Se gli anni avessero nomi e non solo dei numeri, il 2017 andrebbe definito quello della doppia velocità: la ripresa accelera, e il numero di italiani che se ne vanno per cercare di farsi una vita all’estero continua a crescere verso livelli mai raggiunti prima. Il ritmo al quale l’economia italiana ha iniziato a produrre nuovi posti di lavoro, per ora, non ha intaccato la voglia dei giovani di voltare le spalle al Paese e andarsene.

Non sarebbe scontato, a giudicare dal mercato del lavoro. Nell’ultimo paio d’anni la velocità di creazione di nuovi posti netti in Italia si sta dimostrando rapida come mai prima: 200 mila in più nell’anno che si è chiuso a giugno scorso, 370 mila in più in quello precedente. In media l’occupazione è aumentata di 550 unità al giorno nell’anno concluso a giugno, di oltre mille nell’anno prima.

Si tratta senz’altro di un primato favorevole. All’inizio della ripresa nel 2014 l’Italia generava due-trecento posti netti al giorno, una velocità a sua volta dieci volte superiore alle medie di lungo periodo dell’ultimo quarantennio. Questa nuova occupazione non composta necessariamente di attività da poche ore alla settimana e sottopagati: il numero medio di ore lavorate non cala, secondo l’Istat, e i nuovi contratti restano abbastanza stabili a poco meno 1.900 euro lordi al mese secondo l’Inps.

Eppure, niente di tutto questo sta fermando i giovani. Per molti di loro resta più attraente l’uscita dal sistema, proprio mentre in Spagna, Portogallo e altri Paesi europei colpiti dalla Grande recessione i deflussi ormai stano scemando. Un segnale recente è arrivato quando il dipartimento del Lavoro di Londra ha pubblicato le cifre sugli stranieri che nell’anno chiuso a giugno 2017 avevano attivato un «National Insurance Number» per vivere e lavorare nel Regno Unito. Fra i principali Paesi europei, solo Italia, Grecia e Bulgaria registrano flussi in aumento rispetto all’anno prima e solo l’Italia (con 60 mila iscrizioni) lo fa fra i grandi Paesi di origine delle migrazioni verso la Gran Bretagna (vedi grafico).
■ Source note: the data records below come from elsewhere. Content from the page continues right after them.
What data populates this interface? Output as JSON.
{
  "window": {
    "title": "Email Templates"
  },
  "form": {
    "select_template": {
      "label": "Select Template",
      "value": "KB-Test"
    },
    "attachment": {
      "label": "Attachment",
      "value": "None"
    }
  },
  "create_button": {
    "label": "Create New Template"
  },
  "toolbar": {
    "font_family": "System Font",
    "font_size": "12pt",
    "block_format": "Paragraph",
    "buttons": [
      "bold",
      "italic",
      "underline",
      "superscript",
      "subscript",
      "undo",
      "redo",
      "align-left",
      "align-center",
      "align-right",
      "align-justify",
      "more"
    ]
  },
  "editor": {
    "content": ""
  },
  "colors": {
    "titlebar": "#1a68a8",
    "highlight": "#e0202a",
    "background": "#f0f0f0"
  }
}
Spaventati dalla Brexit o incoraggiati dalla ripresa nei loro Paesi, spagnoli, portoghesi, irlandesi, polacchi, ungheresi o slovacchi fanno tutti segnare crolli a doppia cifra degli afflussi verso il Regno Unito. Ma né l’uscita di Londra dall’Unione Europea, né il rallentamento dell’economia britannica, né l’accelerazione di quella italiana intaccano gli arrivi di italiani.

Si tratta in gran parte di giovani. Destatis, l’ufficio statistico tedesco, nel caso degli italiani in arrivo nel 2016 registra un’età media di trent’anni (meno di 29 per le donne). I più recenti italiani che si stabiliscono in Germania tendono persino a essere più giovani dei loro omologhi greci, portoghesi, polacchi o ungheresi. Come se avessero concluso subito che è meglio non provare neanche davvero a farsi una vita nel proprio Paese di origine.

L’emigrazione italiana verso la Germania nel 2016 segna un rallentamento, ma molto lieve: l’ufficio statistico tedesco registra 50 mila arrivi; sono meno dei 74 mila del 2014, eppure più degli arrivi di italiani del 2012 quando in Italia c’era stata una distruzione netta di oltre 200 mila posti di lavoro. Anche la Svizzera, terza grande destinazione degli emigranti di casa nostra, non riporta continui aumenti: 19 mila nel 2016, che pure è stato l’anno di maggiore creazione di lavoro in Italia da decenni. Secondo l’anagrafe del Viminale gli italiani all’estero sono ormai oltre 5 milioni, due in più che nel 2006 e quasi un decimo della popolazione nazionale. Anche l’ultimo «Migration Outlook» dell’Ocse, il centro studi di Parigi, mostra flussi che continuano a crescere mentre frenano per spagnoli o portoghesi.

La recessione ha scatenato tutto questo, ma la ripresa (per ora) non vi sta ponendo rimedio. Si direbbe che sia la struttura della società italiana e non solo la congiuntura dell’economia a alimentare l’esodo: la ripresa non fa posto ai giovani. Guido Tintori, un ricercatore del centro studi Fieri, indica il basso numero di manager professionali nelle imprese familiari, la bassissima quota di laureati alla guida delle imprese e la chiusura del mondo delle professioni. Questa struttura si dimostra fondamentalmente incompatibile con un’Europa nella quale votare con i piedi e andarsene diventa la scelta più facile del mondo.